The strong and rapid rise in interest rates has increased risks posed to Finland's financial stability, according to Marja Nykänen, deputy governor of the Bank of Finland.
Households that took on a lot of debt when interest rates were very low are at particular risk.
Nykänen said there is a possibility the Finnish economy may weaken even more than anticipated if households significantly cut back on their consumption this year.
"A loan taken out when interest rates were low can turn out to be excessively large, even where a household's financial standing ought to be sufficient for managing repayments. Households need to be able to pay other bills, too. If households cut back significantly on their spending, the Finnish economy could weaken more than expected," Nykänen said in a press release issued on Thursday.

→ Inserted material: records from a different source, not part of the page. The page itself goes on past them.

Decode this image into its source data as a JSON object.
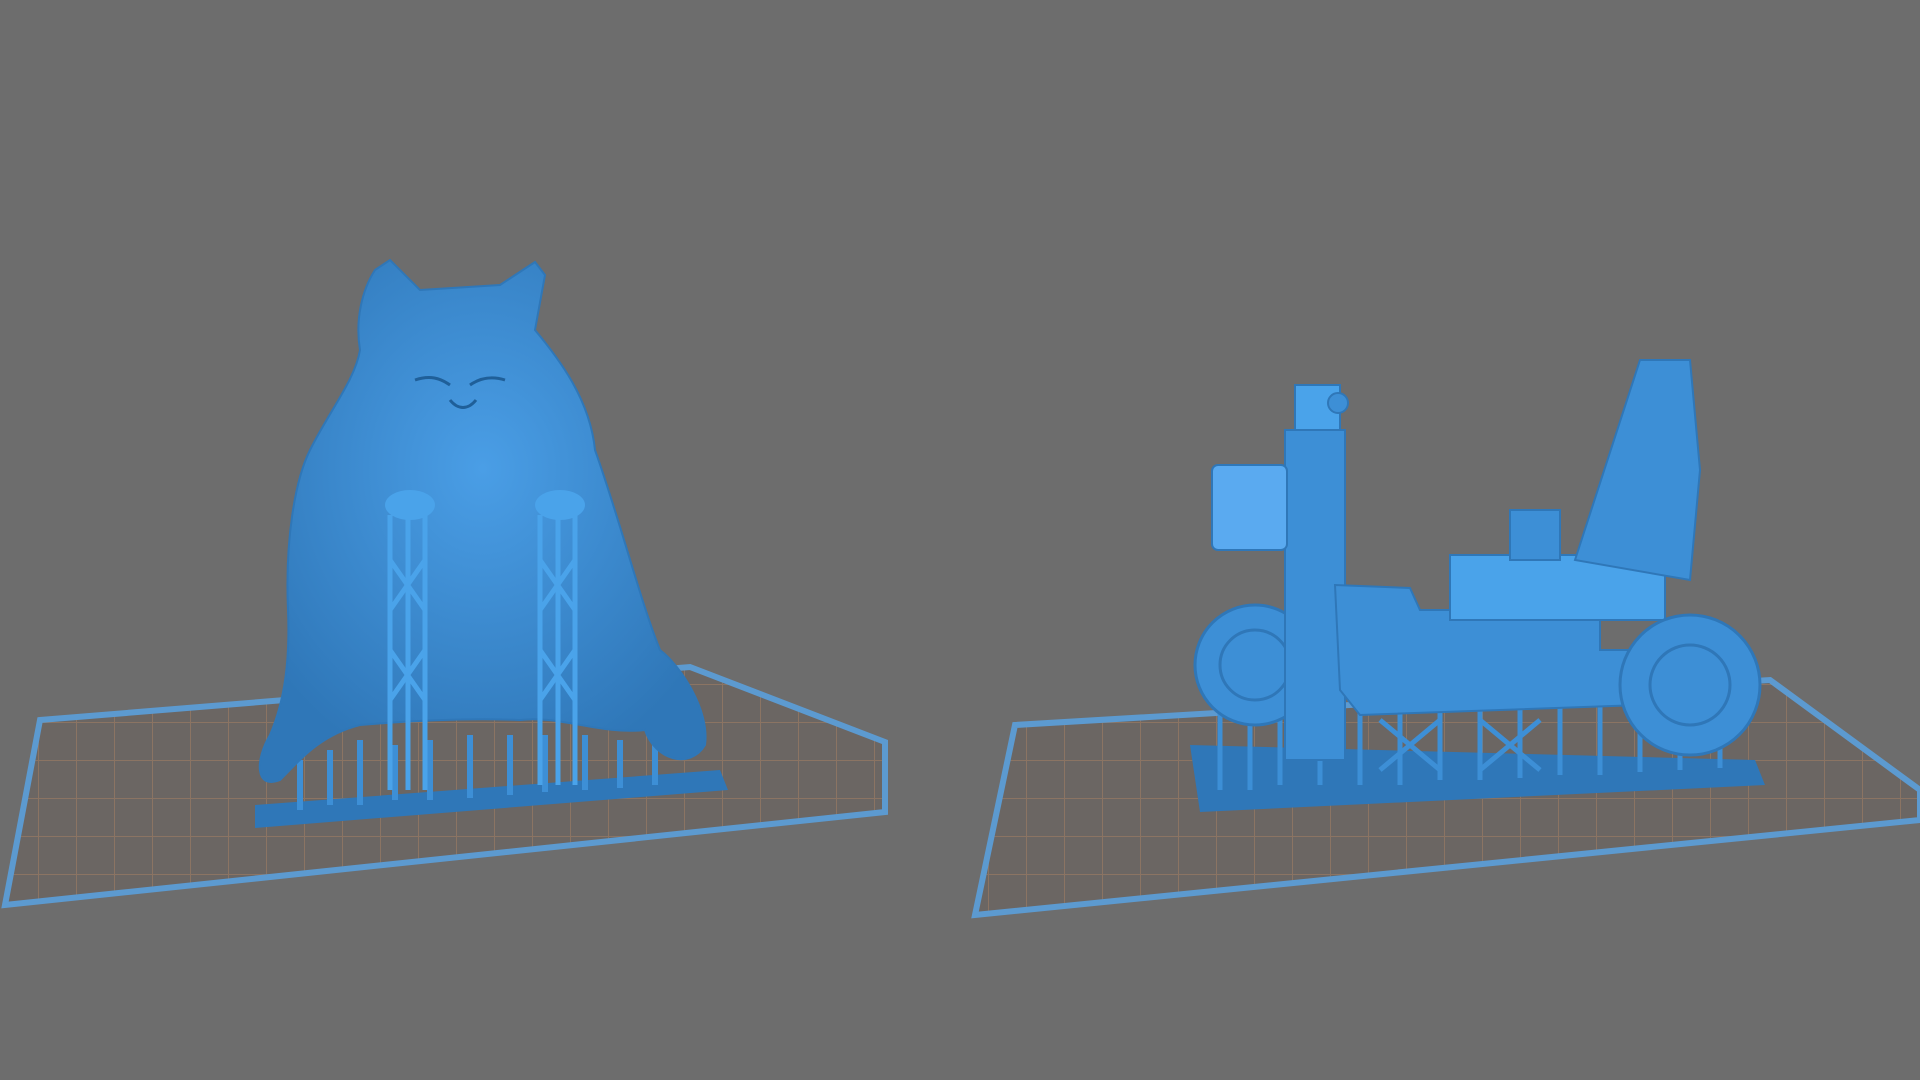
{
  "app": {
    "name": ""
  },
  "viewport": {
    "background_color": "#6d6d6d",
    "model_color": "#3d8fd6",
    "model_shade_color": "#2f77b8",
    "plate_grid_color": "#8b7463",
    "plate_border_color": "#5c9ad0"
  },
  "scenes": [
    {
      "name": "cat-model-scene",
      "object": "cat-figure",
      "has_supports": true
    },
    {
      "name": "mobility-scooter-scene",
      "object": "mobility-scooter",
      "has_supports": true
    }
  ]
}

Such a situation also puts the financial sector at risk, the central bank noted. As examples, it cited the recent failure of three US banks due to excessive risks as well as Switzerland's Credit Suisse, which had been struggling for a long time, and was bought by a competitor.
"The capital position of Finnish banks has remained strong, and they do not appear to have the same kind of balance sheet and liquidity risks as the banks that ended up in difficulty. Nevertheless, attention must also be paid in Finland to bank funding risks and the sufficiency of banks' liquidity," Nykänen said in the release.

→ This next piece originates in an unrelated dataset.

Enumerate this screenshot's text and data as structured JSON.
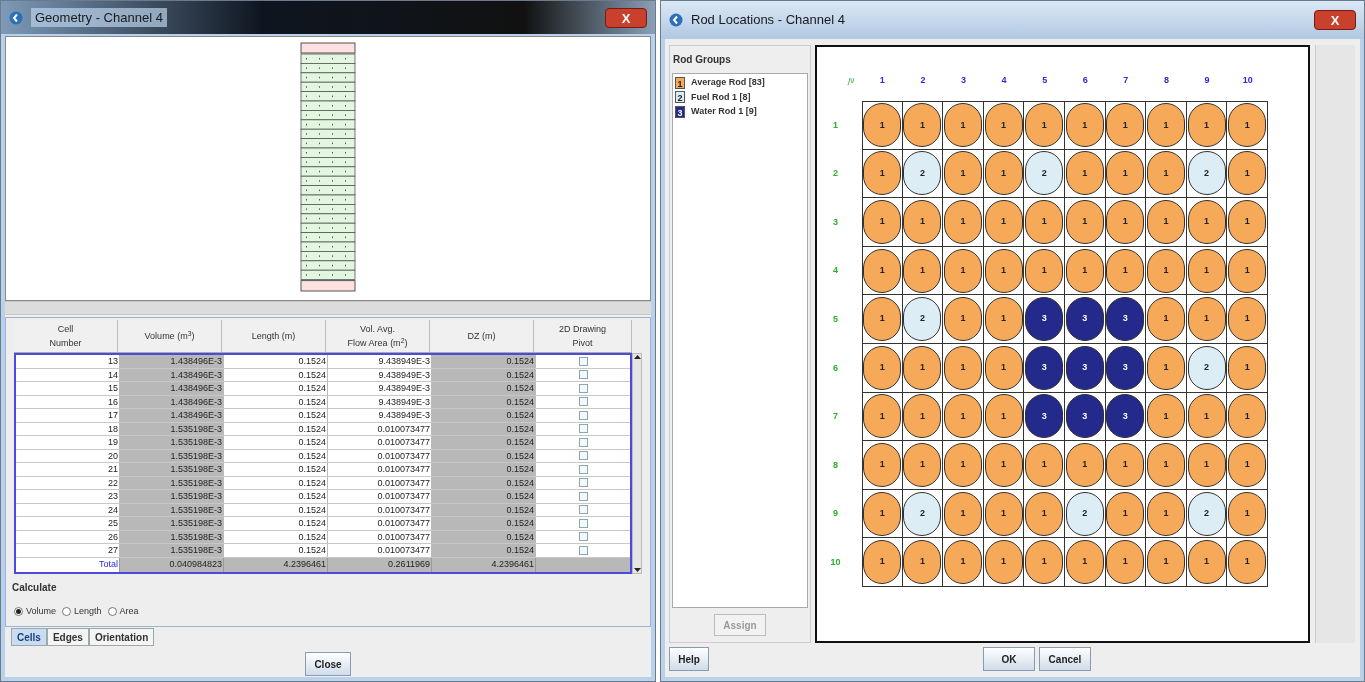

The central bank noted that reforms of international regulations have improved banks' resilience, adding that Finnish banks are compelled to maintain higher capital requirements than before, " allowing system-wide risks to be covered."
"Finnish banks are also well equipped to meet the growing risks in the Nordic housing and real estate markets," the bank said.
It added that introducing a mandatory cap on debt service-to-income (DSTI), as recommended by a finance ministry working group, would have a positive impact on financial system stability.
"The requirement would impose an upper limit on how much of a borrower's income can be taken up by debt servicing costs," the bank said.
"The spring turbulence that we saw in the banking sector was a reminder of how quickly the situation can escalate if confidence in banks is shaken. Financial system stability is established through persistent work. A stronger cap on household borrowing in Finland and common protection for bank deposits across Europe would be key steps," Nykänen said.